We onboarded an Azure Entra ID application in IdentityIQ to provision B2B users. The test connection and preview are working fine.
However, when users request access through QuickLink (manager user access / entitlement request), the account gets created successfully, but the entitlement is not assigned properly. Instead, it is being added as a sticky entitlement.
We are also receiving the following error:
ERROR: sailpoint.connector.ConnectorException: Exception occurred. Error message - HTTP not ended OK. Response Code - 403 Error - Insufficient privileges to complete the operation.
Interestingly, after the account is created, if we request the entitlement a second time, it gets assigned successfully.
Has anyone encountered a similar issue? Could you please suggest what permissions or configurations might be missing on the Azure Entra ID side or within the connector configuration?
I remember similar case for Active Directory connector.
When we try to provision or even do test connection for 1 st time, it was taking long time and giving error. But from 2nd time onwards, it was successful.
So for next 30-60 minutes all provisioning was successful.
After around 1 hour, again same problem. test connection used to fail for 1st time, and working from 2nd time.
Later this issue was fixed after checking with AD team.

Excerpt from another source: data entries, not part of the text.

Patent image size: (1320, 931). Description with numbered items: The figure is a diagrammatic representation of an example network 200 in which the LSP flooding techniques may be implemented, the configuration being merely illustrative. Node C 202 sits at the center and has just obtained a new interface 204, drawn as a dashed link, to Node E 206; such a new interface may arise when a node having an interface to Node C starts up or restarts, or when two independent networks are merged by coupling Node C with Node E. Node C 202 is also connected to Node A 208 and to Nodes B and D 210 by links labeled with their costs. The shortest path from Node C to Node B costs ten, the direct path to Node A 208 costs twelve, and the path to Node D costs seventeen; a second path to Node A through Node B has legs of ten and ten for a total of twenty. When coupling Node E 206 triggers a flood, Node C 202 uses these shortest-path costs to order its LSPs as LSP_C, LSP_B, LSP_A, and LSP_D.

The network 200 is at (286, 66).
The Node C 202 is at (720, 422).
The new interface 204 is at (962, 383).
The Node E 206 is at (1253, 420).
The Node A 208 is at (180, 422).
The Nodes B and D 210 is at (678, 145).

No change required in IIQ. I don’t remember exactly how this issue was fixed. But you can check service account used in IIQ along with permissions and is there any configuration of timeout at target side.
@PydiManiPadmaPriya Could you please enable logs and see what API call IIQ is making to create the account and try the same in Postman. This should let you know if Entra is having some restrictions that is stopping you from assigning entitlements while creating accouunt.

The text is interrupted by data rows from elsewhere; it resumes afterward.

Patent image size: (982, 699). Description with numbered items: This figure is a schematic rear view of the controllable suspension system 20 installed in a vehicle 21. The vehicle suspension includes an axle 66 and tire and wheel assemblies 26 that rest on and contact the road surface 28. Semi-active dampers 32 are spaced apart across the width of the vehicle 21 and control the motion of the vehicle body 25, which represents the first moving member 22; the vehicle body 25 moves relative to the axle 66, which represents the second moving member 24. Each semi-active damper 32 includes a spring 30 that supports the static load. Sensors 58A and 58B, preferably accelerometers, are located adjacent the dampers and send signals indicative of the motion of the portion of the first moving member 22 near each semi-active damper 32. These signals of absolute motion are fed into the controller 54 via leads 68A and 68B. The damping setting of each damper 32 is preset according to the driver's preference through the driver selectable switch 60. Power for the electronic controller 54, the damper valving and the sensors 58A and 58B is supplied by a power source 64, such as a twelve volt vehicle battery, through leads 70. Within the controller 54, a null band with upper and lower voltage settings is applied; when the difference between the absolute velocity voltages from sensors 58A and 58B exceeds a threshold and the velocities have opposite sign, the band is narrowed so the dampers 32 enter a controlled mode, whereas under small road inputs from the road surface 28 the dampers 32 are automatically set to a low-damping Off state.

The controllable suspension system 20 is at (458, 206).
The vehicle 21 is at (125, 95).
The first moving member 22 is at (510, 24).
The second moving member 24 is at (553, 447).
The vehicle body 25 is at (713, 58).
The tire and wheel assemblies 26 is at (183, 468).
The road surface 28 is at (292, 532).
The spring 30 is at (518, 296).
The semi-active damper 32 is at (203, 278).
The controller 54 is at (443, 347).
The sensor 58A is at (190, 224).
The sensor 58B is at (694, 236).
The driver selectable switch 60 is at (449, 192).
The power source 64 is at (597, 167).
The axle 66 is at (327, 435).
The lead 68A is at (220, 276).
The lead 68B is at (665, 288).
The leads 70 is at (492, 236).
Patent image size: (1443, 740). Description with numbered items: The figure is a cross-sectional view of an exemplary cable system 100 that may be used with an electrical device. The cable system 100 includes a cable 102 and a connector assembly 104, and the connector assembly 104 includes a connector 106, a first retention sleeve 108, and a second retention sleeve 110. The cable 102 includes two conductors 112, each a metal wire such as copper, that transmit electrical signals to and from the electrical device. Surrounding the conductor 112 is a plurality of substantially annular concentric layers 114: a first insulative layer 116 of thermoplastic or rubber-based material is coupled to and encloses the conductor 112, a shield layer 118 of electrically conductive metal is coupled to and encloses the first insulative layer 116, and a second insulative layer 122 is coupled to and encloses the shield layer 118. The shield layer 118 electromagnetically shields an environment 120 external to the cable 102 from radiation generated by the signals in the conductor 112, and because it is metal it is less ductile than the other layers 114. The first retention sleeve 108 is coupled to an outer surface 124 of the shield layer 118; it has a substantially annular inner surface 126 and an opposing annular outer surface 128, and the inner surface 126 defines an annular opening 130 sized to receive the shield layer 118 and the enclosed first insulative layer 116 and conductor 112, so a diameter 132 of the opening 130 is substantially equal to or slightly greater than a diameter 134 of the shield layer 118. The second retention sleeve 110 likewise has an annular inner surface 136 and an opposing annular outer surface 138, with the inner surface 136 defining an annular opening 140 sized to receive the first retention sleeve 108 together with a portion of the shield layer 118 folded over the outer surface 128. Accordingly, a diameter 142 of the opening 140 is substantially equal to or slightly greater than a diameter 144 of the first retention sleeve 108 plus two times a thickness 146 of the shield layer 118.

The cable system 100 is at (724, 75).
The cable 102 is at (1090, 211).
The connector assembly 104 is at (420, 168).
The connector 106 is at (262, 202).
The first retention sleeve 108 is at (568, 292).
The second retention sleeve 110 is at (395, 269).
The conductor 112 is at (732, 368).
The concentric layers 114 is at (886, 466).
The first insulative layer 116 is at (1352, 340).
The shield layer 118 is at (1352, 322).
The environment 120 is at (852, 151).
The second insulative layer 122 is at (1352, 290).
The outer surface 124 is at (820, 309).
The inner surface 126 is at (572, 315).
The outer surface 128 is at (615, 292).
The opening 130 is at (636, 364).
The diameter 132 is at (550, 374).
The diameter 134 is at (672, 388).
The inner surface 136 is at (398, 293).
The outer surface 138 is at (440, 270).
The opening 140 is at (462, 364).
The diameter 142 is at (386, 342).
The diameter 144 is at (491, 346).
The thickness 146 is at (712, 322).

Adding to my colleague’s response — after enabling debug logs in the Before Provisioning Rule, we were able to identify the actual root cause.

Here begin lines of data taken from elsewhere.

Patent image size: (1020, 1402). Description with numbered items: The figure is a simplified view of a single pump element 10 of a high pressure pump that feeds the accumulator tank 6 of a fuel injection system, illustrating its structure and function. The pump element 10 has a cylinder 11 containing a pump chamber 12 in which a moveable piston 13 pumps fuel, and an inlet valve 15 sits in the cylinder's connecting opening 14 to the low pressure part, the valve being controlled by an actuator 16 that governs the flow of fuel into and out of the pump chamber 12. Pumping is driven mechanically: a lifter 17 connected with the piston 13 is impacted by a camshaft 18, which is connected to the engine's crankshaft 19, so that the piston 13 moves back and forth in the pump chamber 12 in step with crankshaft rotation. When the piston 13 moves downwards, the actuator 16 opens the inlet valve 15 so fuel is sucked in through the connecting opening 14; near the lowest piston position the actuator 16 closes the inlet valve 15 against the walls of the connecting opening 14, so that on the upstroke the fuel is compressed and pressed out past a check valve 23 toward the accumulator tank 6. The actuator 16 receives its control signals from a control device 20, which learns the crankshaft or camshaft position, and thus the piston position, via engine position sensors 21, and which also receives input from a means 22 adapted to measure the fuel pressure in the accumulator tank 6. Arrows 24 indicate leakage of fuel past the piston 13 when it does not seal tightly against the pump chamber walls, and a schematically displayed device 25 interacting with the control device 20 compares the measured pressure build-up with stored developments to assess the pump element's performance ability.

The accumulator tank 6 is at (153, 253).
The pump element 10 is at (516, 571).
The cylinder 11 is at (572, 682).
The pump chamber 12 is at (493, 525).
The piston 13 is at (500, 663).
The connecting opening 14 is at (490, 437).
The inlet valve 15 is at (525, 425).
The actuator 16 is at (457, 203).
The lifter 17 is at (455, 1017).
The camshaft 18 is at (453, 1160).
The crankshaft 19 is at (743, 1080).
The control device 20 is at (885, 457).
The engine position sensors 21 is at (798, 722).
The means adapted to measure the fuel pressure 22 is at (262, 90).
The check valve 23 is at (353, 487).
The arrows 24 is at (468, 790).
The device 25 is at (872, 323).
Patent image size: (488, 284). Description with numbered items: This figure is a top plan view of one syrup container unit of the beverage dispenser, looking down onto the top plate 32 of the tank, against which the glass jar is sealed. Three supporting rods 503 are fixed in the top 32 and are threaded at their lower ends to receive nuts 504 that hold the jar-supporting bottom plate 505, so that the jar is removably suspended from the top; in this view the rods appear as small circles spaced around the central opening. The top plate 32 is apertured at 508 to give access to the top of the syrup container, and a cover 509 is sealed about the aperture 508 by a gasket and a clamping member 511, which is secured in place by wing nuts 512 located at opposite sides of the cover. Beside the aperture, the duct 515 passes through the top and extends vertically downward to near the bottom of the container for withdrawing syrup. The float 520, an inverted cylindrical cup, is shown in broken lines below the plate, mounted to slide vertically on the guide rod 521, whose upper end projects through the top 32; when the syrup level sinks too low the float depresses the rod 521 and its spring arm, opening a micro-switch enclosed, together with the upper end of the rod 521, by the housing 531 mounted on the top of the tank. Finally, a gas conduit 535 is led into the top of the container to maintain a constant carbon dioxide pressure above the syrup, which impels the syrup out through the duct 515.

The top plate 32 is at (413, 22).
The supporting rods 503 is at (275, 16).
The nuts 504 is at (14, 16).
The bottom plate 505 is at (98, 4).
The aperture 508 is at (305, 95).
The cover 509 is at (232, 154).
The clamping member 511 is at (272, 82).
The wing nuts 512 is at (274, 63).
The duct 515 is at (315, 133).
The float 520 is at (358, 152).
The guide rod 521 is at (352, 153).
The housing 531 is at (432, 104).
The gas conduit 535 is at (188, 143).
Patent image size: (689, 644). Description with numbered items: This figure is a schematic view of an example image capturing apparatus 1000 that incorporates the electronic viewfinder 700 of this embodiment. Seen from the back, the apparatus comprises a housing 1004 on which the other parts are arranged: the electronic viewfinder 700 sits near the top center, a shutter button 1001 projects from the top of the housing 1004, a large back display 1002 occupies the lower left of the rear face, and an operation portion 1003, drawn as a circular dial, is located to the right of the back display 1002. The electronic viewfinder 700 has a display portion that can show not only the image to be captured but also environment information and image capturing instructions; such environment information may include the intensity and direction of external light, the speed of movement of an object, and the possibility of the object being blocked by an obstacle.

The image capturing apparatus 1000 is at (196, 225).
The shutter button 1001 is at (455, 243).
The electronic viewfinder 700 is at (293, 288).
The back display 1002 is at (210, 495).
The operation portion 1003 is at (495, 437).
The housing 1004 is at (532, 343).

During Guest B2B account creation, SailPoint was sending the following attributes in the create account request:
userPrincipalName
password
forceChangePasswordNextLogin
These attributes are used for regular cloud user creation, but they should not be sent for Guest B2B users, since Azure creates guest users through the Invitation API and does not support password-related operations for guest accounts.
Because these attributes were included in the provisioning plan, the Azure connector attempted to execute setPassword(), which resulted in the misleading error:
403 – Insufficient privileges to complete the operation
To resolve this, we added logic in the Before Provisioning Rule to check if accountType = Guest User B2B and remove these attributes from the provisioning plan before the request is sent to Azure.
After making this change, guest account creation and group provisioning worked as expected.
Thanks to everyone for the suggestions — enabling provisioning rule debug logs helped identify the exact issue.